Dzień 12: Kolorowe suki Aleppo






W Syrii wtorek jest dniem, w którym biletowane atrakcje turystyczne są zamknięte. Ponieważ nie udaje nam się wejść na Cytadelę, postanawiamy dokładniej zwiedzić Aleppo. Błądzimy w labiryncie wąskich uliczek i suków, wśród których dobrze ukryte są liczne zabytki. Jest to fascynujący spacer, bo kryte bazary przetrwały niezmienione kilkaset lat i czuć tu jeszcze klimat dawnego Orientu. Wokół wielobarwne tkaniny, nabijane cekinami suknie, stoiska z przyprawami i warsztaty, w których można obserwować rzemieślników przy pracy.

Miejscową specjalnością jest ręcznie robione mydło z oliwy, które leżakuje kilka lat nim trafi do sprzedaży.
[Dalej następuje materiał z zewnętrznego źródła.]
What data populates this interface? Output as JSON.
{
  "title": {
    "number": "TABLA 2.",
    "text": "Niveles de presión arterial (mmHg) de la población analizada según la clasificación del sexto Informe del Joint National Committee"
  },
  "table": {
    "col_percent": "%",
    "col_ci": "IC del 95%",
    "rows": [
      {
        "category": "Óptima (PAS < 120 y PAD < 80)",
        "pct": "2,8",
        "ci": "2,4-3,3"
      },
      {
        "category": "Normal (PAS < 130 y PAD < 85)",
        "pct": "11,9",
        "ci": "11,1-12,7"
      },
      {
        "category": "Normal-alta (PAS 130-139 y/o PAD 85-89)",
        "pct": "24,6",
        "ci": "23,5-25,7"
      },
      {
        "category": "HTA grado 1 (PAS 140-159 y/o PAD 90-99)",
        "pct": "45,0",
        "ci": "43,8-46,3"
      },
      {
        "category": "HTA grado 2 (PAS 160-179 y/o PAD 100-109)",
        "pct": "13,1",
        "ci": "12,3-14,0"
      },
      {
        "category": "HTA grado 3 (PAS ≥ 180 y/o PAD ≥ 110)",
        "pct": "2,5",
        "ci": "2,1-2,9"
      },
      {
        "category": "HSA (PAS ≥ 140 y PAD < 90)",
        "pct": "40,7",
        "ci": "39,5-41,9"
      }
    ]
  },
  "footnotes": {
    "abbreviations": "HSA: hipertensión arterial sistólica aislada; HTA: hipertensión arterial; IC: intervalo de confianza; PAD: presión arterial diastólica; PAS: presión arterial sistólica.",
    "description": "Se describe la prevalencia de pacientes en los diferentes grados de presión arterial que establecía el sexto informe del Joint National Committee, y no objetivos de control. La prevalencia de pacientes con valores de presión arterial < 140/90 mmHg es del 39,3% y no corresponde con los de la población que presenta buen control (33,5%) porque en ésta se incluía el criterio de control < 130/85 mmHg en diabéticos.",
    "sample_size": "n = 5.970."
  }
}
Zaglądamy do manufaktury, gdzie w wielkich, wykopanych w ziemi dołach, bulgocze zielona maź.

Na obiad próbujemy sujuk – mielonego mięsa zasmażanego w chlebie. Jedzenie jest tu bardzo smaczne i niedrogie, na razie, odpukać, omijają nas problemy żołądkowe.

Jutro dzień w drodze, ruszamy do Palmiry.

1 komentarz:

  1. Ciekawe, że w prasie piszą o zamieszkach i demonstracjach w Syrii, a wy się w ogóle do tego nie odnosicie. Czyżby relacje medialne były aż tak przesadzone?